Der unter den Kabodschanern weitverbreitete Haß auf die Eindringlinge veranlaßte
auch die Thailänder, ihre Haltung in der Flüchtlingsfrage zu überdenken. In dem
Maße, in dem die Vietnamesen näher auf die Grenze vorrücken, wurden die Thais
humaner gegenüber den Flüchtlingen aus dem Nachbarland.
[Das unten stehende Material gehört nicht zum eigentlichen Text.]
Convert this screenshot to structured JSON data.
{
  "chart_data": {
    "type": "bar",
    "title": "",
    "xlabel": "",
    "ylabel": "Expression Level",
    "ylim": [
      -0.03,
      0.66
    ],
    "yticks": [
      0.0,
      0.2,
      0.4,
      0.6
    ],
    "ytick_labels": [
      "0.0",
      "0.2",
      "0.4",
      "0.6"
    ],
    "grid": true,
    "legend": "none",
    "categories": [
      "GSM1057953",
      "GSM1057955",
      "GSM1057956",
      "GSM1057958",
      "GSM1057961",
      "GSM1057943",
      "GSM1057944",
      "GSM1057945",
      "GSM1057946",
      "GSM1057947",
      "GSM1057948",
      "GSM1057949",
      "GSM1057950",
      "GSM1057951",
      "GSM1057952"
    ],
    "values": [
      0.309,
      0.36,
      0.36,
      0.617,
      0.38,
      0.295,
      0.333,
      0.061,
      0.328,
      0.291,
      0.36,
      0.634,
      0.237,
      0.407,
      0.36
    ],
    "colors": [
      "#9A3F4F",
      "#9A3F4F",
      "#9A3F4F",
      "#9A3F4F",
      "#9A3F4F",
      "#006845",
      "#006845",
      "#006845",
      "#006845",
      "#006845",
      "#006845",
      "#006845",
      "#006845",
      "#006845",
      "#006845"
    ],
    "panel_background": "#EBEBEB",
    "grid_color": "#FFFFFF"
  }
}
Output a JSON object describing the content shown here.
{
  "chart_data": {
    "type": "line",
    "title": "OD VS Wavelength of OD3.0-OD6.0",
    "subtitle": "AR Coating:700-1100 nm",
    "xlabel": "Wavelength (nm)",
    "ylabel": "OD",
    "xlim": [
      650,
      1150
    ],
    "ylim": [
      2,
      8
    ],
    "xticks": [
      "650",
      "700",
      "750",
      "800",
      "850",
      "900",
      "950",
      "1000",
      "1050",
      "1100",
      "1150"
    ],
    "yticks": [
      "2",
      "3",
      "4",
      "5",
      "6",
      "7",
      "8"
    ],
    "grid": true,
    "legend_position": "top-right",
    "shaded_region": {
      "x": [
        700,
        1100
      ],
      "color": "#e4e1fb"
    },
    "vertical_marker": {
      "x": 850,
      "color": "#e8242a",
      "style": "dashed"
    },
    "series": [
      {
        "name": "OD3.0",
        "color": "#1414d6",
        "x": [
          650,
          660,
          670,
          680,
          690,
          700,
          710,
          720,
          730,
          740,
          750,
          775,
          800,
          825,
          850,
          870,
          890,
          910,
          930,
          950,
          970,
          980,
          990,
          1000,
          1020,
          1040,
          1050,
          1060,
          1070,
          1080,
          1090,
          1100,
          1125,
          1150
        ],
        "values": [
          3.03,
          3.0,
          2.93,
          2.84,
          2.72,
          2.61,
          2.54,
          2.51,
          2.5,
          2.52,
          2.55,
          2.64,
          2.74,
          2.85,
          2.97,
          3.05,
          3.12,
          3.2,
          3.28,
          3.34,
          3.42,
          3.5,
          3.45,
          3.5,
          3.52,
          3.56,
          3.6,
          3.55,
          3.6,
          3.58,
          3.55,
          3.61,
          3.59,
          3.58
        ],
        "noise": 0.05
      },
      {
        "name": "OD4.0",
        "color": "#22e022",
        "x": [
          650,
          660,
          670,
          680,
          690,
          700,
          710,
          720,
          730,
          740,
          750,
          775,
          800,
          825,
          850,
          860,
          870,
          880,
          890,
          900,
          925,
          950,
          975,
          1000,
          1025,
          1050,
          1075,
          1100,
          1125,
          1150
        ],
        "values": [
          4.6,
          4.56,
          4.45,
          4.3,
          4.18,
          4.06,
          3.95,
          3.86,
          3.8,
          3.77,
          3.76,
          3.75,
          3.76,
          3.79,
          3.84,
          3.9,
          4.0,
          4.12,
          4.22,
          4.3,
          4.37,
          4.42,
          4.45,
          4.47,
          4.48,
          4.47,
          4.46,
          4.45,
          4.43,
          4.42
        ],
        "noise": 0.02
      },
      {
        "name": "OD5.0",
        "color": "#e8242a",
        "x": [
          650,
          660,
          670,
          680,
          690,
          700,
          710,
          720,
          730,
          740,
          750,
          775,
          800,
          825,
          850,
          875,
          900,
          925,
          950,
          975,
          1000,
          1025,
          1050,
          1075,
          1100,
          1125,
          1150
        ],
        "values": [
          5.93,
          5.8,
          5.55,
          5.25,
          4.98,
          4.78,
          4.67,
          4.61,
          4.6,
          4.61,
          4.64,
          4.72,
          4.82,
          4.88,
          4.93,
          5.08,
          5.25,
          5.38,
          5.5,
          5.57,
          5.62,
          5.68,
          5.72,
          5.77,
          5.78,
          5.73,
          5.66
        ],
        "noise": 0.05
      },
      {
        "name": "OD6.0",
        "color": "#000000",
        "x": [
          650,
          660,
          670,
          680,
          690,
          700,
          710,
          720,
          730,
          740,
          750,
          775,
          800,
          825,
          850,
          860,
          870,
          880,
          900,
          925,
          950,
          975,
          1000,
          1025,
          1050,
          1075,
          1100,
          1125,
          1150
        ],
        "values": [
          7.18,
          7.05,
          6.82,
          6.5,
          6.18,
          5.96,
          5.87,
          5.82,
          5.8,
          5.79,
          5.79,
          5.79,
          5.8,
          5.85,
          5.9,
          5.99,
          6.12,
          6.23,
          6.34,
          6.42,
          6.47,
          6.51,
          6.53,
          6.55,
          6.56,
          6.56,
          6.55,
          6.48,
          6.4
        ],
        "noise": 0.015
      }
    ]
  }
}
Noch im Juni hatten sie 45 000 Kambodschaner, die sich auf thailändischem
Territorium schon in Sicherheit glaubten, mit Waffengewalt über die Grenze
zurückgetrieben.
Doch später geschah es immer häufiger, daß vietnamesische Einheiten
zurückweichende Rote Khmer bis auf thailändischen Boden verfolgten, und
inzwischen sind sogar schon vietnamesische Granaten in einem Flüchtlingslager
eingeschlagen.
Die westlichen Hilfsorganisationen dürfen jetzt die Kambodschaner in den
thailändischen Lagern — fast 200 000 Menschen — versorgen, und die Thais
erkannten den Ankömmlingen aus dem Nachbarland sogar offiziell den
Flüchtlingsstatus zu: Personen also, die Anspruch auf Schutz und Hilfe haben und
nicht zurückgeschickt werden dürfen.
Dahinter steht die Berechnung, daß viele Kambodschaner, nachdem sie sich erholt
haben, vielleicht doch wieder freiwillig zum Kampf gegen die Vietnamesen
zurückkehren. Außerdem ist es für die Thais einfacher, Waffenhilfe aus dem
Westen zu erhalten, wenn sie sich human zeigen. Die Waffen rollen auch prompt
an. Noch bevor auch nur ein Sack Reis an die hungernden Kambodschaner geschickt
wurde, kamen in dem südostasiatischen Königreich US-Panzer vom Typ M-48 A5,
Kampfflugzeuge vom Typ F-5E und anderes Kriegsgerät an — über eine
Waffen-Luftbrücke folgt ständig neues Material. Außerdem kreuzt die 7. US-Flotte
in nahen Gewässern.
Die kambodschanische Bevölkerung hat freilich andere Sorgen. Sie ist am
Überleben interessiert, nicht an Machtfragen. Die meisten sind zu mitgenommen,
um noch einen Anflug eigenen Willens zu zeigen. „Ich gehe, wohin man mich
schickt", sagt die Kambodschanerin Eung.
Nur wenigen ist das volle Ausmaß der Tragödie überhaupt bewußt. Zu ihnen gehört
Dith Pran, ein kambodschanischer Journalist. „Mein Volk stirbt", sagte er nach
seiner Flucht, „und zwar stirbt es nicht in einem dunklen Winkel, sondern unter
dem vollen Scheinwerferlicht der Weltöffentlichkeit."